Open
Description
I'm not sure if this is the right place for this proposal, but I would like to suggest some very useful commands to speed up cryptography and especially cryptographic and non-cryptographic hashing.
What are the instructions being proposed?
AES-NI (Advanced Encryption Standard New Instructions) is extended instruction set which accelerate AES encryption / decription.
v128.aes.enc(a, b)
Perform one round of an AES decryption flow
general:
fn aesenc(v128 a, v128 b) {
return MixColumns(ShiftRows(SubBytes(a))) ^ b
}
x86: aesenc
ARM: AESMC + AESE + EOR
PPC: vcipher
v128.aes.enc_last(a, b)
Perform the last round of an AES decryption flow
general:
fn aesenc_last(v128 a, v128 b) {
return ShiftRows(SubBytes(a)) ^ b
}
x86: aesenclast
ARM: AESE + EOR
PPC: vcipherlast
v128.aes.dec(a, b)
Perform one round of an AES decryption flow
general:
fn aesdec(v128 a, v128 b) {
return MixColumnsInv(ShiftRowsInv(SubBytesInv(a))) ^ b
}
x86: aesdec
ARM: AESIMC + AESD + EOR
PPC: vncipher
v128.aes.dec_last(a, b)
Perform the last round of an AES decryption flow
general:
fn aesdec_last(v128 a, v128 b) {
return ShiftRowsInv(SubBytesInv(a)) ^ b
}
x86: aesdeclast
ARM: AESD + EOR
PPC: vncipherlast
v128.aes.keygen(a, imm8)
Generating the round keys used for encryption
general:
fn aeskeygen(v128 a, u8 imm) {
X3[31:0] = a[127:96]
X2[31:0] = a[95:64]
X1[31:0] = a[63:32]
X0[31:0] = a[31:0]
RCON[31:0] = ZeroExtend(imm8)
vDst[31:0] = SubWord(X1)
vDst[63:32] = RotWord(SubWord(X1)) ^ RCON
vDst[95:64] = SubWord(X3)
vDst[127:96] = RotWord(SubWord(X3)) ^ RCON
return vDst
}
x86: aeskeygenassist
ARM: Efficient emulation on ARM (See emulating-x86-aes-intrinsics-on-armv8-a):
__m128i _mm_aeskeygenassist_si128_arm(__m128i a, const int imm8) {
a = vaeseq_u8(a, (__m128i){}); // perform ShiftRows and SubBytes on "a"

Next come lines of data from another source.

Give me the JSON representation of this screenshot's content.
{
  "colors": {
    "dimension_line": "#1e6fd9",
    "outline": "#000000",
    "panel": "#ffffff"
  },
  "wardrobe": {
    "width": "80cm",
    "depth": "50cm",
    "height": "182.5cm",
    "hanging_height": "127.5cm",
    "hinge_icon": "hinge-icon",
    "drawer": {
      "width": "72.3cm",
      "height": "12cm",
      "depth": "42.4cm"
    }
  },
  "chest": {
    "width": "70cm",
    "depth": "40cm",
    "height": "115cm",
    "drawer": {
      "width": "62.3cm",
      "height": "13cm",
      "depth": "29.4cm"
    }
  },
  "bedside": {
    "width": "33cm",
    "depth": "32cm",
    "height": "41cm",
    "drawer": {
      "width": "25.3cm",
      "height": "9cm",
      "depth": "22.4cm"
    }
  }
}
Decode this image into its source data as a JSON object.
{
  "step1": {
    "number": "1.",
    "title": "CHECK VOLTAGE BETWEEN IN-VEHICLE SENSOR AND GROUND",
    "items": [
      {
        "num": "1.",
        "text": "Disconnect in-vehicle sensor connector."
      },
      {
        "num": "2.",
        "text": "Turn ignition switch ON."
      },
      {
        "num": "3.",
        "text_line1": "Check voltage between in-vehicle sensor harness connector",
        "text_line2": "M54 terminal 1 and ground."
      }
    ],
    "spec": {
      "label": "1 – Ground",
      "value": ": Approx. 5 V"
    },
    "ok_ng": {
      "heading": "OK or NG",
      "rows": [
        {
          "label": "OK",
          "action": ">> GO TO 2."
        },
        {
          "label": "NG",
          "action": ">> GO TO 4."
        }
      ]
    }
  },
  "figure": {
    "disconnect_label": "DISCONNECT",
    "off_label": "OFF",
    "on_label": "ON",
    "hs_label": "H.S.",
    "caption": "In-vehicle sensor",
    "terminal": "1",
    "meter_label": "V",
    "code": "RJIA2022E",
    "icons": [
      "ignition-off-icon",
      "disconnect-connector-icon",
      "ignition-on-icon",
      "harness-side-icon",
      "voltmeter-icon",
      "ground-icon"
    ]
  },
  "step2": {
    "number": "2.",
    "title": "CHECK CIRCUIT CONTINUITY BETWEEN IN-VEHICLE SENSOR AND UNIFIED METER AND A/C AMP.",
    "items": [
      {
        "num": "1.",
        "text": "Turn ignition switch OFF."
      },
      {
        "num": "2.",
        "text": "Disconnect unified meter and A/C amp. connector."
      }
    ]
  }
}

uint32_t rcon = (uint32_t)(uint8_t)imm8;
__m128i dest = {
// Undo ShiftRows step from AESE and extract X1 and X3
a[0x4], a[0x1], a[0xE], a[0xB], // SubBytes(X1)

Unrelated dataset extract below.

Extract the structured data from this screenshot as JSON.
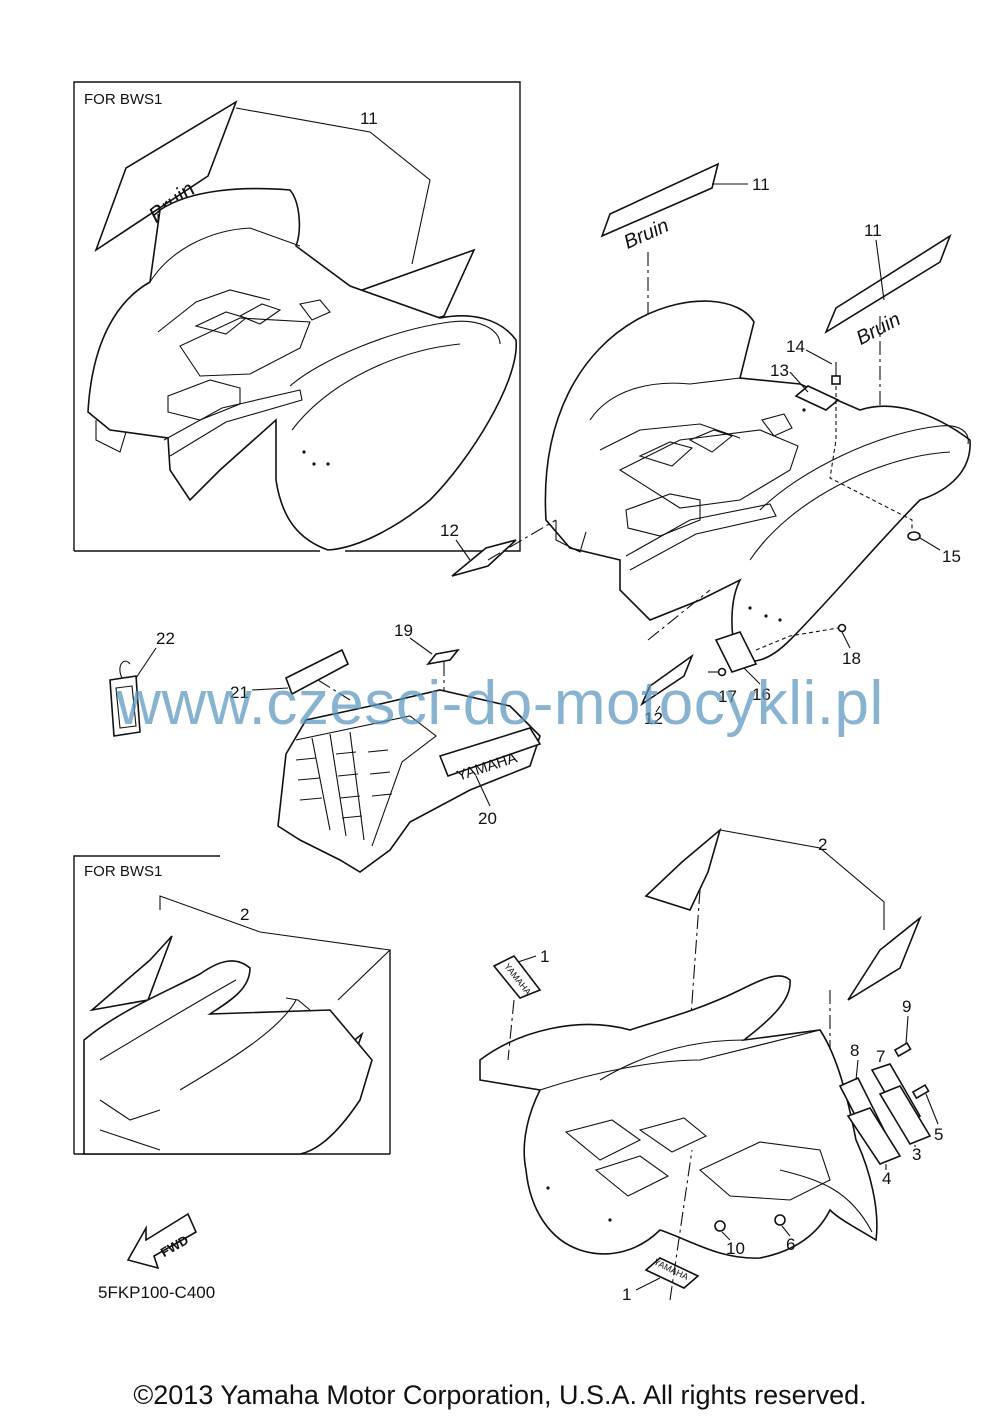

a[0x1], a[0xE], a[0xB], a[0x4], // ROT(SubBytes(X1))
a[0xC], a[0x9], a[0x6], a[0x3], // SubBytes(X3)
a[0x9], a[0x6], a[0x3], a[0xC], // ROT(SubBytes(X3))
};
return dest ^ (__m128i)((uint32x4_t){0, rcon, 0, rcon});
}
PPC:
__m128i _mm_aeskeygenassist_si128_ppc(__m128i a, const int imm8) {
a = __builtin_crypto_vcipherlast(a, (__m128i){}); // perform ShiftRows and SubBytes on "a"
uint32_t rcon = (uint32_t)(uint8_t)imm8;
__m128i dest = {
// Undo ShiftRows step from vcipherlast and extract X1 and X3
a[0x4], a[0x1], a[0xE], a[0xB], // SubBytes(X1)
a[0x1], a[0xE], a[0xB], a[0x4], // ROT(SubBytes(X1))
a[0xC], a[0x9], a[0x6], a[0x3], // SubBytes(X3)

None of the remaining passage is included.